Understanding the Relationship Between Public Trust and Collusive Misrepresentation in Real Estate Transactions

Understanding the Relationship Between Public Trust and Collusive Misrepresentation in Real Estate Transactions

Question from a reader:
I would like to learn about civil law, but I have heard that real estate does not have public credibility. However, I also heard that it can be applied by analogy to protect third parties based on Article 94, Paragraph 2 regarding collusive false representation. I am struggling to explain this relationship well. If asked why rights
holders can be protected despite the lack of public credibility, how should I respond?

Considerations on Public Credibility of Real Estate and Collusive False Representation in Civil Law

Legal issues regarding real estate are very close to our daily lives. Understanding real estate, which is said to lack “public credibility,” is important not only for legal professionals but also for the general public. This time, I will specifically discuss “collusive false representation” and its application. This topic can be a bit complex, but I will explain it thoroughly, so please stay with me.

What is the Public Credibility of Real Estate?

First, let’s briefly explain the public credibility of real estate. Generally, public credibility refers to the ability of third parties to trust the rights related to that real estate. Normally, real estate rights are clarified through the registration system. With registration, third parties can verify the content and trust that information when conducting transactions. However, the public credibility of real estate is often not complete. For example, let’s say Person A sells real estate to Person B. If B starts using the real estate without registering it, and A has actually sold that real estate to Person C as well, C’s rights will take precedence. This is the case if C has registered their rights; without registration, B’s rights will not be recognized.

What is Collusive False Representation?

Next, let’s look at collusive false representation. Collusive false representation refers to when the parties agree on a content different from the actual contract and present that to the outside world. For instance, if A and B agree to “sell this real estate,” but B’s actual purpose is not to acquire that real estate, they are engaging in “collusive false representation.” According to Article 94, Paragraph 2 of the Civil Code, if collusive false representation occurs, rights can be recognized for third parties under specific conditions to protect them. What’s important here is the idea of “protecting rights holders” under certain circumstances.

How Can Rights Holders Be Protected Despite the Lack of Public Credibility?

Now, returning to the question: “How can rights holders be protected despite the lack of public credibility?” To understand this point, we need to consider the background of collusive false representation and the mechanism of its application. The essence of collusive false representation lies in unfair acts between the parties. By making others believe in a contract that does not actually exist, they cause disadvantages to other third parties. Therefore, the law chooses not to tolerate such injustices and opts to protect third parties under specific conditions. For example, if A and B enter into a real estate sales contract, and then C purchases that real estate from A, if A and B engaged in collusive false representation, C is purchasing the real estate based on that information. If C is not protected, they would suffer complete disadvantage. For this reason, the law may recognize C’s rights.

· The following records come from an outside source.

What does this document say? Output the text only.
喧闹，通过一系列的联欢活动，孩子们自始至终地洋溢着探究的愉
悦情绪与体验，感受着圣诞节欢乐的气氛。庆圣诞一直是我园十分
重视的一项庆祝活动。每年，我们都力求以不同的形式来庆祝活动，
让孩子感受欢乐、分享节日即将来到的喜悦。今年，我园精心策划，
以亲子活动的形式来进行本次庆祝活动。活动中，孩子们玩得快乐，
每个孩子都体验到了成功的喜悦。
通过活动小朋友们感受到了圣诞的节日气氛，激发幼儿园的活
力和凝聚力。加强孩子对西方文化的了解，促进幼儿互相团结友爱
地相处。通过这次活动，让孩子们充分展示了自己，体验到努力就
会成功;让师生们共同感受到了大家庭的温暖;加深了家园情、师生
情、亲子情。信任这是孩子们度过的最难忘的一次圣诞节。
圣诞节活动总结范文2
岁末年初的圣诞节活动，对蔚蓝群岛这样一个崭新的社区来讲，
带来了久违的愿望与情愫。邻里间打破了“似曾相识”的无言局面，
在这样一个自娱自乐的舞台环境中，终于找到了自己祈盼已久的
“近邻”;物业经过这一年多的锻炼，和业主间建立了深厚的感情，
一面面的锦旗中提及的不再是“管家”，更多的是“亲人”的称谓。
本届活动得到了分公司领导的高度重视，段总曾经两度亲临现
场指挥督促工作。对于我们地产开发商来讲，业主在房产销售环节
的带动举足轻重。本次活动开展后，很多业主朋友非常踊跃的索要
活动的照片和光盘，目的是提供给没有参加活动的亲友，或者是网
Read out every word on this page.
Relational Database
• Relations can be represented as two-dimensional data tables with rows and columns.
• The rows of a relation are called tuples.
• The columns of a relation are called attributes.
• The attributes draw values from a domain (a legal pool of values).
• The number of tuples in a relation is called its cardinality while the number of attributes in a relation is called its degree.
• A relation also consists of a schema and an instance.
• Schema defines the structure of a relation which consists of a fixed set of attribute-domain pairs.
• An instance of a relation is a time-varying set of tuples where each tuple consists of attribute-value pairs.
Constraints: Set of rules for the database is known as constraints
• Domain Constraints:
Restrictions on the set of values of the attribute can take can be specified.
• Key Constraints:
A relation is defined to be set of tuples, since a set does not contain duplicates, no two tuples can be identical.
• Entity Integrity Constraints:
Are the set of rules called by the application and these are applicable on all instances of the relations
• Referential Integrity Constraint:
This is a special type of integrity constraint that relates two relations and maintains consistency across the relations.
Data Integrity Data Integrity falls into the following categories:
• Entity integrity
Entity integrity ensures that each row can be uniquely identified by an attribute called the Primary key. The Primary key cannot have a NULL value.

Learning from Actual Cases

Now, let me share a bit of my experience related to this topic. When I worked at a real estate brokerage, I encountered a case of collusive false representation. A client introduced the same property to another client, even though that property had already been sold to someone else. In this case, the seller A and the buyer B had actually entered into a contract but were hiding that information from B. As a result, when C tried to purchase that property, legal issues arose. Ultimately, it was decided that C would be protected to avoid suffering a disadvantage, but it was a very troublesome situation for everyone involved. Through such real examples, I realized how realistically collusive false representation and its impacts can occur. I also felt that understanding why the law protects third parties in such situations is very important.

In Conclusion

Discussions on collusive false representation provide a good opportunity to understand the complexities of law. It is essential to know that there are mechanisms in place to protect third parties even in real estate transactions that lack public credibility. Real estate transactions are significant decisions that may occur only once in a lifetime, and understanding the underlying laws can help facilitate safer transactions. If you wish to learn more about this topic or consult about specific cases, I highly recommend speaking with a professional. The law may seem difficult, but by thinking together and deepening our understanding, we can gradually see a brighter light.